Avant que la pasteurisation ne devienne courante dans la production laitière commerciale, le lait cru était une source courante d’infections, contenant une corne d’abondance de germes. Selon la FDA, en 1938, les épidémies d’origine laitière représentaient 25 pour cent de toutes les épidémies de maladies d’origine alimentaire. Plus récemment, le lait a été associé à moins de 1 pour cent de ces épidémies. Les Centers for Disease Control and Prevention notent que les zones où le lait cru était vendu légalement entre 1998 et 2018 ont connu 3,2 fois plus d’épidémies que les zones où la vente de lait cru était illégale.
Dans un document de questions-réponses, la Food and Drug Administration indique qu’elle « ne sait pas pour le moment si les virus de l’IAHP A (H5N1) peuvent être transmis par la consommation de lait non pasteurisé (cru) et de produits (tels que le fromage) fabriqués à partir de lait cru de vaches infectées. » Cependant, continue l’agence, en raison de ce manque de données et du potentiel d’infection, la FDA recommande d’arrêter toutes les ventes de lait cru et de produits à base de lait cru provenant de bovins infectés ou exposés au H5N1. De manière générale, l’agence déconseille de consommer du lait cru.

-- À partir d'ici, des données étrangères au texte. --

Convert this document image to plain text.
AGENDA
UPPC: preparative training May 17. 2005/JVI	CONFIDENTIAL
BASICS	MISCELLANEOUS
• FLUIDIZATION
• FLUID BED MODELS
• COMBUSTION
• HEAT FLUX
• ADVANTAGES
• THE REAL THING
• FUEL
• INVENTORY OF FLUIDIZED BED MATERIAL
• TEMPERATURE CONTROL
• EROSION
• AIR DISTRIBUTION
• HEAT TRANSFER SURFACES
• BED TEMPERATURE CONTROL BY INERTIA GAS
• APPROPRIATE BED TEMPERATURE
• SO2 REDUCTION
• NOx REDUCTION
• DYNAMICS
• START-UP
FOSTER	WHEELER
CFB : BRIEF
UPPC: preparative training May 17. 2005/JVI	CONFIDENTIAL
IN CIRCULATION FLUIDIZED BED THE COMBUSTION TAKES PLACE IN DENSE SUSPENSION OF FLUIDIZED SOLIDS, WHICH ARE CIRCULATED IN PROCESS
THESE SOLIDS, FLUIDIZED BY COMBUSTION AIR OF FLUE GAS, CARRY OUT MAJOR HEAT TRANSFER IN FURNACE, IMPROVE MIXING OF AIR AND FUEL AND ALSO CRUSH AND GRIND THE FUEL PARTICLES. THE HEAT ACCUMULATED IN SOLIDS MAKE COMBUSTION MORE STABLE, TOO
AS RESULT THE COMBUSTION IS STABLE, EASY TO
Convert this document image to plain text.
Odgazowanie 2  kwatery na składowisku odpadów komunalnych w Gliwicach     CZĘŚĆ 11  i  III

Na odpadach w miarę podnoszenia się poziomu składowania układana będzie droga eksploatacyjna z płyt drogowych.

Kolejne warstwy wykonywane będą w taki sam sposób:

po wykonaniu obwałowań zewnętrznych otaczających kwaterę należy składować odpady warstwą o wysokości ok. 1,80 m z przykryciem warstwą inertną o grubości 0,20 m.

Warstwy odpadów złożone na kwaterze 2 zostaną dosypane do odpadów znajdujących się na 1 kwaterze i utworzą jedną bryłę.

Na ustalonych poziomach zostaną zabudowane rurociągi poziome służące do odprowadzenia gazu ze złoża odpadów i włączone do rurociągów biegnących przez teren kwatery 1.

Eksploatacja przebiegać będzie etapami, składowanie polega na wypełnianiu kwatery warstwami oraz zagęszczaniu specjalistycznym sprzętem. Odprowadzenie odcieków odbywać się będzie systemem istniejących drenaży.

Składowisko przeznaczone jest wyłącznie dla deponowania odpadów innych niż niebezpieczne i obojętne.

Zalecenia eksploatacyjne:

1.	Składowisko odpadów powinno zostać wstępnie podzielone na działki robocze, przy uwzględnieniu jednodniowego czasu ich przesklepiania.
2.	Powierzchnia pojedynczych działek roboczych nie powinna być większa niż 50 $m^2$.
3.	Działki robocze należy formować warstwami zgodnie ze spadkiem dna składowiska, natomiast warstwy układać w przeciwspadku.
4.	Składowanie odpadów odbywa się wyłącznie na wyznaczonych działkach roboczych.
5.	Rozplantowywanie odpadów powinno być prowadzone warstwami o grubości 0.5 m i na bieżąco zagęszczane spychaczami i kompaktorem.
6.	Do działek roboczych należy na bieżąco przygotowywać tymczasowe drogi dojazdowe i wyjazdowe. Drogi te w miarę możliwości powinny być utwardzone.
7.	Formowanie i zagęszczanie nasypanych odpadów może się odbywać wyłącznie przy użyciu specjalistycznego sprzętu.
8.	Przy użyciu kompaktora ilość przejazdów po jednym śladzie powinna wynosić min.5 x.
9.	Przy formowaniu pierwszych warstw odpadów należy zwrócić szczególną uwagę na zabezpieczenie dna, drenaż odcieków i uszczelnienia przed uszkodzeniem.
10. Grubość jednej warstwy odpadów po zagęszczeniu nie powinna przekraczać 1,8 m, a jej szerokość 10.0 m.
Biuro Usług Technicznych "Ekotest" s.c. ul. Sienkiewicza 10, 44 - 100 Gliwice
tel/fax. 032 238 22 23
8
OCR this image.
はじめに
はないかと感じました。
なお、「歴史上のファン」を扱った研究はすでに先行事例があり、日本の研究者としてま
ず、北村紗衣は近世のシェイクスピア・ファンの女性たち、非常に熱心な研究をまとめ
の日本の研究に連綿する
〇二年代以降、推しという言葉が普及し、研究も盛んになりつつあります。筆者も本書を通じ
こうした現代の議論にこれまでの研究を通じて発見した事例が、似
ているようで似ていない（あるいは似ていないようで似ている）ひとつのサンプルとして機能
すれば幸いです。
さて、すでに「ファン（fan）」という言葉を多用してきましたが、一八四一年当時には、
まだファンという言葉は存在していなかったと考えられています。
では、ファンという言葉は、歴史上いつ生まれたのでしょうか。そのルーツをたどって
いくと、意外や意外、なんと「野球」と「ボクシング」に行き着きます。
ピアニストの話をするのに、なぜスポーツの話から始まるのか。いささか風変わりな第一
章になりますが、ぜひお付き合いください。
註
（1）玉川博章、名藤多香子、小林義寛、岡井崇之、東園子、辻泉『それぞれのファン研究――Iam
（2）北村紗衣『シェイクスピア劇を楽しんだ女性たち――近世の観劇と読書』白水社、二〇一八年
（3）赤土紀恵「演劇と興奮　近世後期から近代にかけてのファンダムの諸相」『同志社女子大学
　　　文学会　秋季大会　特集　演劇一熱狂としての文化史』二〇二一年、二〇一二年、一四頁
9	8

À l’échelle mondiale, au 28 mars, 888 cas de H5N1 ont été signalés chez l’homme dans 23 pays. Sur ces 888 cas, 463 ont été mortels. Cela représente un taux de mortalité de 52 pour cent ; cependant, il est possible qu’il existe des cas asymptomatiques ou non diagnostiqués qui pourraient modifier ce taux. Aux États-Unis, jusqu’à présent, un seul humain a été infecté par le virus H5N1 en relation avec l’épidémie chez les vaches laitières : un ouvrier agricole qui a développé une conjonctivite. L’homme n’a présenté aucun symptôme respiratoire et s’est rétabli. Il n’a pas consenti à un suivi plus approfondi, et les chercheurs n’ont pas obtenu le consentement pour tester les contacts familiaux de l’homme pour voir s’ils étaient eux aussi infectés.